Polícia Civil prende dois suspeitos e apreende 31 carros em operação contra fraude digital em Limeira
Ação contra estelionato e lavagem de dinheiro em São Paulo resultou na apreensão de veículos de luxo e itens de alto padrão.
Por Diário Local
A Polícia Civil prendeu dois homens e apreendeu 31 carros em estacionamentos de Limeira, no interior de São Paulo, durante a manhã desta terça-feira (7/7). A ação é a segunda fase de uma operação contra estelionato, lavagem de dinheiro e organização criminosa.
Os detidos são suspeitos de integrar um esquema de fraude eletrônica baseado na exploração da ferramenta “Cofrinho Cartão”, presente em carteiras digitais. Segundo as investigações, o grupo utilizava o mecanismo para obter crédito, resgatava o valor e cancelava a operação, gerando prejuízo às instituições financeiras.
A organização criminosa possuía uma estrutura com divisão de tarefas entre financiadores, operadores e destinatários dos valores ilícitos. Os dois presos desta terça-feira foram identificados como Alon Keikon Souza Silva e Wagner Luis de Aguiar.
De acordo com a Polícia Civil, os dois investigados seriam responsáveis pela captação de pessoas e pela gestão do fluxo financeiro do esquema criminoso. A investigação apontou que o grupo operava de forma sofisticada para desviar recursos através das fraudes digitais.
Além dos 31 veículos, os policiais apreenderam relógios de marcas internacionais, óculos de alto padrão e equipamentos eletrônicos. Também foi localizada uma arma de fogo com numeração suprimida durante as buscas.

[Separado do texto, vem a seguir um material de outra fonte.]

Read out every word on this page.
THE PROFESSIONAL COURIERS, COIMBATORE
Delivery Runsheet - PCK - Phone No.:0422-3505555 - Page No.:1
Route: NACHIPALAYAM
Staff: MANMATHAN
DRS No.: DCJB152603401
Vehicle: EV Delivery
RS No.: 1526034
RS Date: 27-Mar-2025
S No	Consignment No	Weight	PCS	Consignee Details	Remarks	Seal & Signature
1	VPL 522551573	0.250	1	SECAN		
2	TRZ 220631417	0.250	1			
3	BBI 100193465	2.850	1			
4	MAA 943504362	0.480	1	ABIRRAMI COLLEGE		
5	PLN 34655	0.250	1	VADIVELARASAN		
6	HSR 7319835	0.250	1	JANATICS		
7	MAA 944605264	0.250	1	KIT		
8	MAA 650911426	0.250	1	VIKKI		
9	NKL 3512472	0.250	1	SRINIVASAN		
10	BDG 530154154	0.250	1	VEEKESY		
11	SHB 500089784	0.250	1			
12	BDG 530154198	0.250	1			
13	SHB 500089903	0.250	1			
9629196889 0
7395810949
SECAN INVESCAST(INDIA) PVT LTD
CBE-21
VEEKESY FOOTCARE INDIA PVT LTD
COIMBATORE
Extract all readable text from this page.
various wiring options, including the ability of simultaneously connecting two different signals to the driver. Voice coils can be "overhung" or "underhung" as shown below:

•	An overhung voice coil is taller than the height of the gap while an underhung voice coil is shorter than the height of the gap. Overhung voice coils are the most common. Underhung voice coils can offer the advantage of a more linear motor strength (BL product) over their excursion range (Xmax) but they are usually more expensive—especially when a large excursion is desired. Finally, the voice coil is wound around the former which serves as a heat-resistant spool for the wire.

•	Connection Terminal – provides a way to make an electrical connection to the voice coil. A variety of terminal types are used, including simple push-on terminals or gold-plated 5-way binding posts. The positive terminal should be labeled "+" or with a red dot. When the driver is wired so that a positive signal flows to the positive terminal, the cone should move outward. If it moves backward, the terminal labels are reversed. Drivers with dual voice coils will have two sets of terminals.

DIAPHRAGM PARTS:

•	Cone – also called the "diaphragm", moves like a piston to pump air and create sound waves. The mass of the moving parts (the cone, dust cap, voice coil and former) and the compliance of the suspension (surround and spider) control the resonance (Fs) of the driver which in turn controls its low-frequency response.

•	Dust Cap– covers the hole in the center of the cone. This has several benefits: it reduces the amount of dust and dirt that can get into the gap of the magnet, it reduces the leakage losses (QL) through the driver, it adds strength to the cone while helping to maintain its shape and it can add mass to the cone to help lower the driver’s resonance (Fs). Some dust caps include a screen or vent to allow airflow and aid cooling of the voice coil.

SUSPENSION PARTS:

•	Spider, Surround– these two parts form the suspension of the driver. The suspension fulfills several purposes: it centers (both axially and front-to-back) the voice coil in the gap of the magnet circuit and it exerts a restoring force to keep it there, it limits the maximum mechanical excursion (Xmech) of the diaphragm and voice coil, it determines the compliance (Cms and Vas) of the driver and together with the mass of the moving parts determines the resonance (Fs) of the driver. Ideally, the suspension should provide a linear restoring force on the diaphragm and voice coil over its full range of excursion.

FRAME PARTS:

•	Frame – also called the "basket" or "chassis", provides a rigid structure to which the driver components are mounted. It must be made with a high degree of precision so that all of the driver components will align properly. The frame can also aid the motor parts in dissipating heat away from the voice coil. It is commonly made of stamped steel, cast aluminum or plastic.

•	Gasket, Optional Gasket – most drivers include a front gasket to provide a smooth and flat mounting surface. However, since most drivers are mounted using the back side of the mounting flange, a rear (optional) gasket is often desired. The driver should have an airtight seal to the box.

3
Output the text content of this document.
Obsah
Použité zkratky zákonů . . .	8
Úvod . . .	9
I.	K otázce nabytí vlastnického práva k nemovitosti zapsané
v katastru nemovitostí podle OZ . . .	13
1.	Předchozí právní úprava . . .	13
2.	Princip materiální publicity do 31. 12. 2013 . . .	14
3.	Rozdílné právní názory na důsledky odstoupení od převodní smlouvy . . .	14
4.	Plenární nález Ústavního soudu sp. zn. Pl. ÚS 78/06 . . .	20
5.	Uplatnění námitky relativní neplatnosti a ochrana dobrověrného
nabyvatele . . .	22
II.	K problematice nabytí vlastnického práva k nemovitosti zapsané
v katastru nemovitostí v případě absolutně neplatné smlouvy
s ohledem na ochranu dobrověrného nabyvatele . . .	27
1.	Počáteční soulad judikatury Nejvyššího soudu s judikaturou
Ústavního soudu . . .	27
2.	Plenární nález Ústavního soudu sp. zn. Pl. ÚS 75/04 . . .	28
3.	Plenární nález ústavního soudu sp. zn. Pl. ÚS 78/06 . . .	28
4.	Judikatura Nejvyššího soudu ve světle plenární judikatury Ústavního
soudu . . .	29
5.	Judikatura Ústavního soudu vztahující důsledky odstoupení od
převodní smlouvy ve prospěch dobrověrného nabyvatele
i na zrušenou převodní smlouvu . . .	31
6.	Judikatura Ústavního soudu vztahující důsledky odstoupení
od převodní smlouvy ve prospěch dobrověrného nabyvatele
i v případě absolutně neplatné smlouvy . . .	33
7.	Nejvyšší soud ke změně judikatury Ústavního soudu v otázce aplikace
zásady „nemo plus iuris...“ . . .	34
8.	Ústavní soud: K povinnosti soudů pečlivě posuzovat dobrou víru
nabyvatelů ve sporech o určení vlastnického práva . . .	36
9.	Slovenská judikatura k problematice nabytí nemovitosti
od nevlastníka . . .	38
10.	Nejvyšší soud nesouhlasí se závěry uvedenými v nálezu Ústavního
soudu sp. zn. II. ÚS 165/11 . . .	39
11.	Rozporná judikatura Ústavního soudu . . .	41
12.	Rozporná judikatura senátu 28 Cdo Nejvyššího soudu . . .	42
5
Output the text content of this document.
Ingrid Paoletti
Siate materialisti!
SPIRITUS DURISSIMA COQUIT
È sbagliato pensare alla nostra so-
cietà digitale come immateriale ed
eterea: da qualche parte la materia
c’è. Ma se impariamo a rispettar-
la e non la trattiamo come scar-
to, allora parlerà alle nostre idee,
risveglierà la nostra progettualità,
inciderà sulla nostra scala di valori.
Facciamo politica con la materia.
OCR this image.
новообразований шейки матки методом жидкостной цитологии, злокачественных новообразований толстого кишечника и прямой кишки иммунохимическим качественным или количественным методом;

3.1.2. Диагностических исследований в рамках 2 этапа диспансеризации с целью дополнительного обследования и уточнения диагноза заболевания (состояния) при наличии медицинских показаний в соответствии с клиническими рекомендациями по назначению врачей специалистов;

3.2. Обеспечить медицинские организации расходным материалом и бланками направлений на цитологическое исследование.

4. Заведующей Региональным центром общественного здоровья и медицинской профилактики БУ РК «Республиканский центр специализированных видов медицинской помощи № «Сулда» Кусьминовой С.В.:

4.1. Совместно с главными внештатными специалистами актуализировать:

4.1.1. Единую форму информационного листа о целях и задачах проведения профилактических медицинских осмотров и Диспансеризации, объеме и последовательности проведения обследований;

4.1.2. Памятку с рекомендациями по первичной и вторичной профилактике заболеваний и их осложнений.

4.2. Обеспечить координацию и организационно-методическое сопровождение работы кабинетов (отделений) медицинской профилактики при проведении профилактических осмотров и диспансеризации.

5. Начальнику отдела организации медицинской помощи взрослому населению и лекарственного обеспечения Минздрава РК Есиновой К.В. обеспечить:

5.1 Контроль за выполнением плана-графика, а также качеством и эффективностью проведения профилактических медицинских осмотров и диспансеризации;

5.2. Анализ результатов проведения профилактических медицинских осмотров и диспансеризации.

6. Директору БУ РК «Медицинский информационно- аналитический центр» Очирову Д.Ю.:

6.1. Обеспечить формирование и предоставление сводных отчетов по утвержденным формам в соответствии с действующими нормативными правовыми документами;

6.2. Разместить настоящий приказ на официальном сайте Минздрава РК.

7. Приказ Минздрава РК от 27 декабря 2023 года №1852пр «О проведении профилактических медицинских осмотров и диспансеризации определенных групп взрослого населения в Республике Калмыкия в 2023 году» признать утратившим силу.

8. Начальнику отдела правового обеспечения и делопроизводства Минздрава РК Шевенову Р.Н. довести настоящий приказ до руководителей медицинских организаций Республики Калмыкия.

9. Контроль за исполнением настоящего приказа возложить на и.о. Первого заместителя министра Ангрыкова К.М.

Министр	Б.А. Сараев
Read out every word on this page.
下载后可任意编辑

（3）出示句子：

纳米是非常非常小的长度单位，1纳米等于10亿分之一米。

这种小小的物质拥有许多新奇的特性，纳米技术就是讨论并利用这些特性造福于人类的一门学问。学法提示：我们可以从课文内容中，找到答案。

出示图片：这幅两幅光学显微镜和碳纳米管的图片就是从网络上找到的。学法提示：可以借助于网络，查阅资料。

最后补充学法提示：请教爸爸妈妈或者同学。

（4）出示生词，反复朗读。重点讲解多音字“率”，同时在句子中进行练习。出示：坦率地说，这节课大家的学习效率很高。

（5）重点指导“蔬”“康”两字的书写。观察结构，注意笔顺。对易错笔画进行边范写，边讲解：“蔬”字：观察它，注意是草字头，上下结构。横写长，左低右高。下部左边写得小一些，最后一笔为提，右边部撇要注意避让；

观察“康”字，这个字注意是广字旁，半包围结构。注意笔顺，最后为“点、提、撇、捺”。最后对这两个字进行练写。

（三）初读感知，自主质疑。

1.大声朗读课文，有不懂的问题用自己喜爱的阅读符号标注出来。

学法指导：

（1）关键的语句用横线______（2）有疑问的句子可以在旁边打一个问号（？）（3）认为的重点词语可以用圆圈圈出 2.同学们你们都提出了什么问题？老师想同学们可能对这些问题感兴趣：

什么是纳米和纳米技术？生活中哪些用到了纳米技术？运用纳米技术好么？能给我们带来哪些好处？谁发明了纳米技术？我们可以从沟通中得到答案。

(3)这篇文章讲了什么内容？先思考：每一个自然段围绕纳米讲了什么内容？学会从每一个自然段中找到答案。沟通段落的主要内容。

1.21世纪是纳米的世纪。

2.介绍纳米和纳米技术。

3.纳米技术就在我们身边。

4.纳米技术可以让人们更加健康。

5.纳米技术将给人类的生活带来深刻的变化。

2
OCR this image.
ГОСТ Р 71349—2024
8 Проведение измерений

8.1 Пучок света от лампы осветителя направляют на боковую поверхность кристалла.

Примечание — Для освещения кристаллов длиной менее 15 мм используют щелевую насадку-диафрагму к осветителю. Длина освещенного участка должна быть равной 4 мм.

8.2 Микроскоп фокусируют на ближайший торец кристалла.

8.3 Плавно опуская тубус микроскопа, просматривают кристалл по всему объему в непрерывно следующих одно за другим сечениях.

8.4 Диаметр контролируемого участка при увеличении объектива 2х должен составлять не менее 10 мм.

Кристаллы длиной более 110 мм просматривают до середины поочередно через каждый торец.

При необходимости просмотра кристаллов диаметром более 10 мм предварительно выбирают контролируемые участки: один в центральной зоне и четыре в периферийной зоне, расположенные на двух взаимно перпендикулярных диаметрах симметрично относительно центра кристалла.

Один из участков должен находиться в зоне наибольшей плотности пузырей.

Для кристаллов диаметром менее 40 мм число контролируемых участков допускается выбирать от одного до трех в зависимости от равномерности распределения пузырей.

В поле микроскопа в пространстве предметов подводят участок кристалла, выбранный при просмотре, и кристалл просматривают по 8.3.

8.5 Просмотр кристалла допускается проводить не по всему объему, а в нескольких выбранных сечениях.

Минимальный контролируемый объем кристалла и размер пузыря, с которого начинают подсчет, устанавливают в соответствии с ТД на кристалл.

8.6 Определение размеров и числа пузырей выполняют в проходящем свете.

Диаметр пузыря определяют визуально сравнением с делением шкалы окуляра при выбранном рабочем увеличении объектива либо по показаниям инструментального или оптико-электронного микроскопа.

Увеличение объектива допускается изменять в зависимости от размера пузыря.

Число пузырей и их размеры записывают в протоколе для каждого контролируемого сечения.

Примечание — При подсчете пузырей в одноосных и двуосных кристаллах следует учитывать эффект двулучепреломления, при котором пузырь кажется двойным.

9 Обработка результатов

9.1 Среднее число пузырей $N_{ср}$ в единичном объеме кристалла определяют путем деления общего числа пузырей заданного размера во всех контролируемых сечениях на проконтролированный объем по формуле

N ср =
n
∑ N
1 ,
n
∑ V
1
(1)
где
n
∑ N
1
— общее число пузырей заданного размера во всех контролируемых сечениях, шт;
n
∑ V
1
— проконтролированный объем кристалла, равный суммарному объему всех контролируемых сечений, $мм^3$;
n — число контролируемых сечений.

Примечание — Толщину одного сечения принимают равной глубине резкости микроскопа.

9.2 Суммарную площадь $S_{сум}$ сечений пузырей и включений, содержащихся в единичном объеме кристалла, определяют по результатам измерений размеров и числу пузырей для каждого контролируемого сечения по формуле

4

Para a polícia, o conjunto de itens apreendidos é um forte indicativo da prática de lavagem de dinheiro e da elevada capacidade econômica da organização. A ofensiva é denominada Operação Chargeback e busca cumprir 42 mandados de busca e apreensão e oito de prisão temporária.
A operação já contabiliza outros quatro indivíduos presos nos últimos dez dias. Até o momento, o valor total estimado das apreensões realizadas pelas autoridades supera R$ 5 milhões.
A defesa de Wagner Luis de Aguiar informou que o processo está sob sigilo e que o acesso aos detalhes da investigação ainda não foi disponibilizado. Sobre o suspeito Alon Keikon Souza Silva, não houve resposta até o fechamento desta matéria.